Senate majority leader Harry Reid reiterated on Tuesday his plan to reform the rules of the Senate to weaken the filibuster and strengthen the majority party's power to move legislative debate forward. The Huffington Post reports:

"Once we complete that vital legislation, the Senate will take action to make this institution that we all love, the United States Senate, work more effectively," Reid said, calling for an end to the uncompromising legislative style that has driven hundreds of filibusters in recent years.

"We'll consider changes in the Senate rules," Reid said, although he also warned it may not happen immediately.

Among Reid's proposals, which originated with Senate liberals like Jeff Merkley of Oregon and Tom Udall of New Mexico, are requiring senators who object to closing debate on a bill to engage in a "talking filibuster" (that is, to actually speak on the floor of the Senate) and limiting when senators can filibuster. Reid claims the changes are needed to overcome a stubborn GOP minority, which often holds up legislative debate. Republicans say they are protesting Reid's practice of not allowing amendments and unnecessarily rushing through debate.

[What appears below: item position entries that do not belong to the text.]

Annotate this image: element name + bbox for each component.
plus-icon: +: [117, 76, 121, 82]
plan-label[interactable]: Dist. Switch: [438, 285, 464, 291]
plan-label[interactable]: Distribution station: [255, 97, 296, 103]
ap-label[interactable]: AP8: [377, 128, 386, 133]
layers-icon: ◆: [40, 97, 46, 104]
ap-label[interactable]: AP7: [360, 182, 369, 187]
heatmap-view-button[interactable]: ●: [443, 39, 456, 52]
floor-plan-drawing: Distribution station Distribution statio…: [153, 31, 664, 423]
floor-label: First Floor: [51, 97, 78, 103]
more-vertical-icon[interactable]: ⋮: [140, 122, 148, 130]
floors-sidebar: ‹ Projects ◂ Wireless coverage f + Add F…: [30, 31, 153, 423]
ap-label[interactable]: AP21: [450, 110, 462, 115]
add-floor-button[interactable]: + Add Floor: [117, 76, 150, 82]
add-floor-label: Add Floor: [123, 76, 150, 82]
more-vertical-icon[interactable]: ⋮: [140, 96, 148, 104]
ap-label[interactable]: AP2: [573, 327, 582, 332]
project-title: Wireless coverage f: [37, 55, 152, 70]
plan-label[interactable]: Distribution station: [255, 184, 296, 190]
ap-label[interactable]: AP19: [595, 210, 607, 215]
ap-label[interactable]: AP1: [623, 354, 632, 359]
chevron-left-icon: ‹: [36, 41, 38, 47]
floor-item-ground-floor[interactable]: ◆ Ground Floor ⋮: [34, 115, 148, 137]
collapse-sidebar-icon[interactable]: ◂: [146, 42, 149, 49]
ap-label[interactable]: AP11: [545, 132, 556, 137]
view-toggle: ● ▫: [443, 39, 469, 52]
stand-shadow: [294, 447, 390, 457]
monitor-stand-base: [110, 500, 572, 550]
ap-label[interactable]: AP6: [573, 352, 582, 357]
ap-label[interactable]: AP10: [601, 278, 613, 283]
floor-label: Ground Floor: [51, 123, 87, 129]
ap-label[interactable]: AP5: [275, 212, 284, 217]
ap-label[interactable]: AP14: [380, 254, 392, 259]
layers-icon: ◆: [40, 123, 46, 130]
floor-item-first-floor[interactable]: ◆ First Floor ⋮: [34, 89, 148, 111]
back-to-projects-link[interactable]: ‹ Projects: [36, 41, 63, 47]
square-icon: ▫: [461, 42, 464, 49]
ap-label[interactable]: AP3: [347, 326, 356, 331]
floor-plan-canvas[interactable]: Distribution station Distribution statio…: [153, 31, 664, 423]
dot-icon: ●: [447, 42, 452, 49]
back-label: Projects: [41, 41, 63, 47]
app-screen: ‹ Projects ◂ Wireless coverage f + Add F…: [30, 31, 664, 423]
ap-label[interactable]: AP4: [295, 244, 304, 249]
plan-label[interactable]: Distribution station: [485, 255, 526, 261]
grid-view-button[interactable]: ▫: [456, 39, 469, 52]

Reid has also promised to hold a simple-majority vote on altering the filibuster rules, despite the fact that rule changes generally require a supermajority of 60 votes to pass. To do this, Reid would have to override the Senate parliamentarian. Senate institutionalists in both parties criticize this as the "nuclear option"--breaking the rules to change the rules--and Reid himself objected to a similar threat from then-majority leader Bill Frist, a Republican, in 2005.